Dolan e il nuovo cinema d’autore con È solo la fine del mondo

Louis (Gaspard Ulliel) sta per morire e decide di tornare dalla sua famiglia dopo 12 anni di assenza, durante i quali è diventato famoso come giovane drammaturgo. Ad attenderlo in casa vi sono una madre – La Madre – (Nathalie Baye), che con ansia ha preparato una cena abbondante e si è vestita con molta cura, ma dall’apparenza molto kitsch; la sorella minore Suzanne (Léa Seydoux), così giovane che ha un ricordo molto sbiadito del fratello e vuol apparire bella ai suoi occhi; il fratello maggiore, Antoine (Vincent Cassel), nervoso e gradasso con la moglie Catherine (Marion Cotillard), timida e sottomessa al suo fianco, che non ha mai conosciuto Louis.

Appena Louis varca la porta di casa vi è molta ansia da entrambi i fronti: 12 anni formano un varco tra le persone che si oltrepassa tramite le formalità o l’entusiasmo del raccontare le piccole cose, l’attesa delle cartoline da lontano e le gioie perse, come la nascita dei nipoti.

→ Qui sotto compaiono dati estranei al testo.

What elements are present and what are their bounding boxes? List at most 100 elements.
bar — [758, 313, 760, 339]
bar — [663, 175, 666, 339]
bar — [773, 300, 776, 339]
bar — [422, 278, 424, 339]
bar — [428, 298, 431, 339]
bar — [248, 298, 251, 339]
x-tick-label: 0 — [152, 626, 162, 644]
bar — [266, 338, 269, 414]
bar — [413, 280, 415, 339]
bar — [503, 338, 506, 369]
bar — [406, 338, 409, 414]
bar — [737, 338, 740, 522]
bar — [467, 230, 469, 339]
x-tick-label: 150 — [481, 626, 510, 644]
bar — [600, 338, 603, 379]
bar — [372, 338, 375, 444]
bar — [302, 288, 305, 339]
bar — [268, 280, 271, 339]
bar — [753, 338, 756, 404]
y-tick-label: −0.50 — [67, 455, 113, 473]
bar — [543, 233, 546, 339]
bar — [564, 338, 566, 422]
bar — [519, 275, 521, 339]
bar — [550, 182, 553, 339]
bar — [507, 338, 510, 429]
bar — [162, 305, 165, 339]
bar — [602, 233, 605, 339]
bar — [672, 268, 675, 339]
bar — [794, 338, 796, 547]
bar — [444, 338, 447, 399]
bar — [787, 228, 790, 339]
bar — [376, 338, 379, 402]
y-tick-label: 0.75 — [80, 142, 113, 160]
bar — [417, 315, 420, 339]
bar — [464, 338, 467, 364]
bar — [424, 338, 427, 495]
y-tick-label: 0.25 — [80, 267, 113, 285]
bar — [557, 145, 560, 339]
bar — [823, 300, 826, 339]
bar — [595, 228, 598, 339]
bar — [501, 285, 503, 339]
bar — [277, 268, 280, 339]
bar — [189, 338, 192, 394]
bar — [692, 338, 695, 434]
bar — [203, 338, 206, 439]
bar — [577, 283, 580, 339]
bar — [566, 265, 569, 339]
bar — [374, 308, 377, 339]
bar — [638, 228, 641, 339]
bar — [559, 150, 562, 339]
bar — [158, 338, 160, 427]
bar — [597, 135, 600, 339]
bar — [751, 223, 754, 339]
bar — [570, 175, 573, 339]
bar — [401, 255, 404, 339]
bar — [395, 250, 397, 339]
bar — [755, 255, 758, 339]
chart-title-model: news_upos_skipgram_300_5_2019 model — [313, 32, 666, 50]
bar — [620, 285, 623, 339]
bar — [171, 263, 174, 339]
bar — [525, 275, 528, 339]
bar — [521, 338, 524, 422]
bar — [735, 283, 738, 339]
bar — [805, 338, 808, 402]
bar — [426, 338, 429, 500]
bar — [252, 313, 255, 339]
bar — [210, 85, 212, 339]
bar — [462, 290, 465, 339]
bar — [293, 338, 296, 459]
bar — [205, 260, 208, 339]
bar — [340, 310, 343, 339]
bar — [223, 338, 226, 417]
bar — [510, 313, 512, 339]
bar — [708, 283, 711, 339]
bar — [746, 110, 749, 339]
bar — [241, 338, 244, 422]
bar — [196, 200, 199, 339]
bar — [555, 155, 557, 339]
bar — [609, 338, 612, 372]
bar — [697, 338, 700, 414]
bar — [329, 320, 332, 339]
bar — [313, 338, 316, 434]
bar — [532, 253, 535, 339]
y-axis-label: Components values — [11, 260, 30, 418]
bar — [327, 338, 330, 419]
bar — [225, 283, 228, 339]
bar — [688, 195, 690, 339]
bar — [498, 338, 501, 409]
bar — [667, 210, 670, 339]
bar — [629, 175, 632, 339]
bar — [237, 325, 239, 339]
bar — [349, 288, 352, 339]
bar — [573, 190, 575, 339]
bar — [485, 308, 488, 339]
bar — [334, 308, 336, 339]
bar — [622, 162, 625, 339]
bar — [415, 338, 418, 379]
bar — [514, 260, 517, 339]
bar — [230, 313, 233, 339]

Durante l’antipasto cominciano ad emergere le tensioni familiari, soprattutto tra marito e moglie. Antoine appare davvero nervoso, dando sfogo ad una spiacevole violenza gratuita di fronte alle frasi smozzicate di Catherine che, forse, proprio perché davvero estranea a Louis, lo sa osservare meglio degli altri tre componenti della famiglia, che lo accolgono (o non lo accolgono) con idee già prestabilite. Tra Louis e Catherine avviene un dialogo muto, composto solo di sguardi, tuttavia molto eloquenti.

Ognuno di loro porta un fardello, ha un sogno o un desiderio troppo difficile da realizzare: la sorella agogna la libertà di quel “laggiù lontano” che Louis andando via aveva raggiunto, il fratello maggiore vorrebbe non essere schiacciato dalle responsabilità, niente più doveri. E la madre non è affatto quella stupida un po’ cafona, un po’ chiacchierona che appariva all’inizio. Dietro frasi smozzicate, dietro l’ammirazione, dietro il rancore ci sono sofferenze che Louis non riesce a capire del tutto in principio: avvengono dei climax di tensione che sembra debbano sfociare nella violenza, ma è solo la sofferenza per essere stati “abbandonati” da chi per inseguire l’arte ha portato troppo lontano se stesso.

È solo la fine del mondo è un piccolo capolavoro di estetica e sentimento. Louis muovendosi in questa casa è sommerso da memorie involontarie, come se mangiasse delle piccole madeleine proustiane: il passato dell’infanzia e delle prime esperienze sessuali affiorano tramite getti di musica e immagini spensierate al confronto della pesantezza del presente. Louis vede il mondo che lo circonda con gli occhi di un esteta: sono gli occhi di Xavier Dolan e della sua macchina da presa.

Dolan con questo suo ultimo film è uscito dallo schema queer nel quale era stato rinchiuso; l’omosessualità del protagonista, per quanto fondamentale, non è più così centrale come nei film precedenti, quale per esempio Tom à la ferme (2013), che è a mio parere eccellente, e che, come quest’ultimo, è tratto da una pièce teatrale. Il regista resta comunque fedele alla sua poetica di storie familiari e alla centralità della figura della madre, che, in questo caso, non ha un nome, è solo “La Madre”.

Non si può dire ad un ventisettenne che è un nuovo Autore. O forse sì. Questo è cinema d’autore, è cinema d’essai, perché non è un film “tappabuchi”: è qualcosa che comunica con lo spettatore e che resta dentro anche dopo i titoli di coda e quando la luce in sala si riaccende.